Ele repousou a outra mão acima dos dedos dela, apertando-os um pouco. Não pensou muito sobre o gesto, só queria que o calor dele a assegurasse que nada de mal lhe ocorreria.

“Eu não estou interessado apenas no Dragão. Digo,” Ele engoliu seco e tentou se corrigir, por mais que todos os sentidos da afirmação anterior fossem verdadeiros. “Se o faraó fosse apenas usá-la, isto já teria sido feito. Não há desejo em matá-la, Kisara. Por isso estamos estudando. E depois que o ritual for feito… Ficará bem, acredite. Confesso que eu sentiria falta das conversas sobre conchas, se acontecesse o contrário.”

Kisara brincou um pouco com os dedos dele, experimentando o toque como se há muito não soubesse como era a sensação. Entrelaçou sua mão com a dele, depois a soltou. Era inevitável comparar o tom de sua pele com a dele, uma beijada pela lua e a outra pelo sol.

“Essa resposta não deveria me satisfazer, mas… Satisfaz.” A moça ofereceu-lhe um sorriso discreto, depois prosseguiu com um tom de aviso. “Ao menos por enquanto. É bom saber que ao menos consigo entretê-lo com nossas conversas, sacerdote.”

Ele anuiu e se levantou, fechando o papiro. Não deixou que visse sua face tensa, incerta sobre a leveza do momento e o peso do seu coração. Chamou os criados para acenderem as lamparinas a óleo e dispensou a estrangeira, instruindo-lhe sobre o horário da ceia e, por último, lembrando-a que continuariam os estudos no dia seguinte. Kisara partiu, confusa e silenciosa de novo, escoltada por guardas.
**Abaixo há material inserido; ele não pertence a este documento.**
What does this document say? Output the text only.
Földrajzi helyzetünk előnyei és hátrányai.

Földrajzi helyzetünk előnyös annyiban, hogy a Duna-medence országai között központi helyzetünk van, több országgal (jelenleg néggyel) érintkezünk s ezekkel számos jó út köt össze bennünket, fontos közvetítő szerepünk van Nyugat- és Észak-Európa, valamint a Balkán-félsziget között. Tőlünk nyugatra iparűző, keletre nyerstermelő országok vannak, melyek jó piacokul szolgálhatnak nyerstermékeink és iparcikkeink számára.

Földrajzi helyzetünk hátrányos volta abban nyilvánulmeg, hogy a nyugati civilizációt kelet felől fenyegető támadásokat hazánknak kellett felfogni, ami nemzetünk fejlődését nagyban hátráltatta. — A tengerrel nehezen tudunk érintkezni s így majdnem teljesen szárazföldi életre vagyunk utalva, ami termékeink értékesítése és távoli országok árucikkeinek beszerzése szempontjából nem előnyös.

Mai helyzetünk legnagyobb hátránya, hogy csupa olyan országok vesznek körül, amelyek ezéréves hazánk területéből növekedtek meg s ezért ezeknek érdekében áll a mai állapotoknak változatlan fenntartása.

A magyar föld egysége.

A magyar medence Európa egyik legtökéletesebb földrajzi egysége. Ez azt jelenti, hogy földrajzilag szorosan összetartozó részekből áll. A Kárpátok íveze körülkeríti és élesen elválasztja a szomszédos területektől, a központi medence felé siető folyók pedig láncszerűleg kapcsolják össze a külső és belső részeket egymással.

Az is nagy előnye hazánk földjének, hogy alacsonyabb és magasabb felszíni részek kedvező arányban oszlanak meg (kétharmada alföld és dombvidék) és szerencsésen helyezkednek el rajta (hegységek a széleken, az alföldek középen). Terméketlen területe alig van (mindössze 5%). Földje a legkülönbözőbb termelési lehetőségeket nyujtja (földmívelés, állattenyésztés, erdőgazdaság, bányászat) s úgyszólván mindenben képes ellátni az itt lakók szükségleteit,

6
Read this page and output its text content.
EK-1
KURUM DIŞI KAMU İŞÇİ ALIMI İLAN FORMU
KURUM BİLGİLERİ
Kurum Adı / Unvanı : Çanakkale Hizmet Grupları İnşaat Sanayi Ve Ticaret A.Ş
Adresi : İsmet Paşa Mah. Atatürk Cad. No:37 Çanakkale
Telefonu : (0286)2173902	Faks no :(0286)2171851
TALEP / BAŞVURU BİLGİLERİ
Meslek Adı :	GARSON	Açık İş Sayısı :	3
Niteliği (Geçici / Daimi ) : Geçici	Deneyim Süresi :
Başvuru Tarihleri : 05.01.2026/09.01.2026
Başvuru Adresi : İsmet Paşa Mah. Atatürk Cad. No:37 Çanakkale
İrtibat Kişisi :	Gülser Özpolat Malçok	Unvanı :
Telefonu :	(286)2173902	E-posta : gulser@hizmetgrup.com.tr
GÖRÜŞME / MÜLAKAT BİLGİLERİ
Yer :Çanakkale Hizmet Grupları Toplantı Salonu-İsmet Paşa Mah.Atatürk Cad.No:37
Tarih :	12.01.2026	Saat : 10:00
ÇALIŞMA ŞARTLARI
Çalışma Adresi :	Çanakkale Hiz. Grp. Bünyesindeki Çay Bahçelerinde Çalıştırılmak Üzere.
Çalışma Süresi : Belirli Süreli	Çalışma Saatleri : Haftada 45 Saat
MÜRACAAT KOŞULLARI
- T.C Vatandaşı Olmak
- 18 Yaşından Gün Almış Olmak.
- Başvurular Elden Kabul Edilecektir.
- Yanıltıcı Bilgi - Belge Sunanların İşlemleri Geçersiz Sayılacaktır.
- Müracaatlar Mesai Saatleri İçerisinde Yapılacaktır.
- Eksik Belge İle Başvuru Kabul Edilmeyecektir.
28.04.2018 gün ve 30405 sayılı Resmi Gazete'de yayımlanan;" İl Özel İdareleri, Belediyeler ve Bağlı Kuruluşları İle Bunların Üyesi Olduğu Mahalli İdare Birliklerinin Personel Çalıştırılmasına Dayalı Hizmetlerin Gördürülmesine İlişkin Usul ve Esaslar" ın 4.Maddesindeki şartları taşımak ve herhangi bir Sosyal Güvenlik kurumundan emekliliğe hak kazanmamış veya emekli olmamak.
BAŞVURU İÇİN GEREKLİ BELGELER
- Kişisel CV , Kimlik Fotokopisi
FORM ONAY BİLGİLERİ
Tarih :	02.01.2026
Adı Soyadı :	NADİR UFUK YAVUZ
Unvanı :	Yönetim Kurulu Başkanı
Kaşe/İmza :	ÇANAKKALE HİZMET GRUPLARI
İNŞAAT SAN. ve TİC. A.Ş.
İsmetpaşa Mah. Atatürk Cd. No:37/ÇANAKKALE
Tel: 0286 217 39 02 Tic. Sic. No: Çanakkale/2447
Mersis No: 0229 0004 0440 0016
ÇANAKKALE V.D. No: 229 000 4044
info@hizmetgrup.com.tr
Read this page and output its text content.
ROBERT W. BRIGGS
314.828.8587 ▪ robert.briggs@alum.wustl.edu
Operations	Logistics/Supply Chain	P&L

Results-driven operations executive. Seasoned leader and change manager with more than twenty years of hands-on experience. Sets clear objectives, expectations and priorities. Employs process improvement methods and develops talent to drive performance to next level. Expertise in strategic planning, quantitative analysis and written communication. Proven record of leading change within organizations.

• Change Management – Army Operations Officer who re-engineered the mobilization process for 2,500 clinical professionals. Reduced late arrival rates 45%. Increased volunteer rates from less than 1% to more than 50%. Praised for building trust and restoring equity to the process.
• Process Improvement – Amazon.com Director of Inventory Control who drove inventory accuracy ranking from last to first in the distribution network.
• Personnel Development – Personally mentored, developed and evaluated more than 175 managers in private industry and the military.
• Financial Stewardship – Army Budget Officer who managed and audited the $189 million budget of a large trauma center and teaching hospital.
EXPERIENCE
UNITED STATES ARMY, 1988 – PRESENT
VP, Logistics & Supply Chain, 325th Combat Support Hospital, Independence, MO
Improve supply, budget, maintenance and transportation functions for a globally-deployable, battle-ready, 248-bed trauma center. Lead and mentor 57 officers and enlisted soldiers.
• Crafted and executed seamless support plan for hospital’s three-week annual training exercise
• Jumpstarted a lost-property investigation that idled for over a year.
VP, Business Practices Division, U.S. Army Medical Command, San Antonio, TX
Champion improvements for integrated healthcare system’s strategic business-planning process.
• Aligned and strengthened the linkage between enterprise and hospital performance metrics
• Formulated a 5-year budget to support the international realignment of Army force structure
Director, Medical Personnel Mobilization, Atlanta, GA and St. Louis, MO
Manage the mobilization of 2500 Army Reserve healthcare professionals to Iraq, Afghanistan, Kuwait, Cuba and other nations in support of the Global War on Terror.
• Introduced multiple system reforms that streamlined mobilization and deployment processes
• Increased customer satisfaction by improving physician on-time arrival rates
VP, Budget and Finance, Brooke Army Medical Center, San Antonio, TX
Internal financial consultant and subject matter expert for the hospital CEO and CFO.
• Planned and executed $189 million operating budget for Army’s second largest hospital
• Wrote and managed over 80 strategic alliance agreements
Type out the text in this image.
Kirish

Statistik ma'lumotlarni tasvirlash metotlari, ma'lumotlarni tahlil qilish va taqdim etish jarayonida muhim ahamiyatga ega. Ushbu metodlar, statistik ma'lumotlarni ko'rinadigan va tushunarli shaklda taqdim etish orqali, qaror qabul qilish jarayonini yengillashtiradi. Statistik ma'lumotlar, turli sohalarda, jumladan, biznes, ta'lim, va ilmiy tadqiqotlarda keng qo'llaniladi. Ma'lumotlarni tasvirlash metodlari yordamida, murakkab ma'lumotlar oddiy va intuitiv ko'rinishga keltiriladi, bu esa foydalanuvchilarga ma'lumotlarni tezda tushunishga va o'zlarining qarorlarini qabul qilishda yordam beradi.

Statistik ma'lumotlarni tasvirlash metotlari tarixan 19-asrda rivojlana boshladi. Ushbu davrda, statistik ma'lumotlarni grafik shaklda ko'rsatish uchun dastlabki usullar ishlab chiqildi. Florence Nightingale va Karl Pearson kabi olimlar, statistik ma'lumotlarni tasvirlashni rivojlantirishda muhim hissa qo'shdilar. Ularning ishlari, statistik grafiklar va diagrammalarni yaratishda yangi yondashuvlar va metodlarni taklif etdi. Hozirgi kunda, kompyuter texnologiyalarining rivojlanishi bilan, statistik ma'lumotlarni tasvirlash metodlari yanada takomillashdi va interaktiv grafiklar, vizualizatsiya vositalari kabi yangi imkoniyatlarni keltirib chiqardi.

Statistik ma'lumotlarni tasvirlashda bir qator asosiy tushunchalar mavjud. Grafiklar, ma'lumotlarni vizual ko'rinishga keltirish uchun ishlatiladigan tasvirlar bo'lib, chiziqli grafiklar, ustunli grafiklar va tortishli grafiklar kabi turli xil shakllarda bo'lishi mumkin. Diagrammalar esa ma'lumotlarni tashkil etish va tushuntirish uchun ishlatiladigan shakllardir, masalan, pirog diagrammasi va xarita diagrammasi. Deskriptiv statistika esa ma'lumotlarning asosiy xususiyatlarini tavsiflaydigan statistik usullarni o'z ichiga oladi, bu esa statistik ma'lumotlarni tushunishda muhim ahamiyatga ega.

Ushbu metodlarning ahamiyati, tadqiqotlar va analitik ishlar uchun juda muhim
Em seu íntimo, Seth temia que Kisara conseguisse mais do que entretê-lo. Ainda sentindo o toque suave dela em seu braço, divagava sobre a possibilidade estranha e tangível de ser o prisioneiro de uma emoção que não deveria se rastejar por dentro de seu tórax.

Seto Kaiba despertou em um sobressalto ao escutar o ruído abafado da porta automática. Seus olhos demoraram a se ajustar ao tempo presente e ao local onde jazia debruçado, confuso ainda com o sonho — ou melhor, a lembrança. Se em sua última visão a noite caía, agora a luz que adentrava o vidro era muito pálida. Amanhecia, as lâmpadas frias da sala estavam desligadas e sobrara-lhe apenas a iluminação desestimulante das telas e dos painéis. 

Ouviu o som de passos, um suspiro um tanto surpreso. E, de súbito, uma luz foi acesa.

Kisara encarava-o com o rosto inclinado, os longos cabelos presos em um rabo de cavalo alto. Ele não acreditava em destino, não ousava acreditar. No entanto, tinha que admitir o humor pérfido de certos fatos improváveis. Ela, o rosto e o nome exato de suas visões de um distante passado, no mesmo lugar que ele. Podia ainda enxergar o linho sobre seu corpo, por mais que a moça estivesse vestindo algo mais apropriado a este século: uma blusa branca de gola alta e calças de corte reto, pretas. Seu casaco lilás ainda estava pendurado em seu antebraço.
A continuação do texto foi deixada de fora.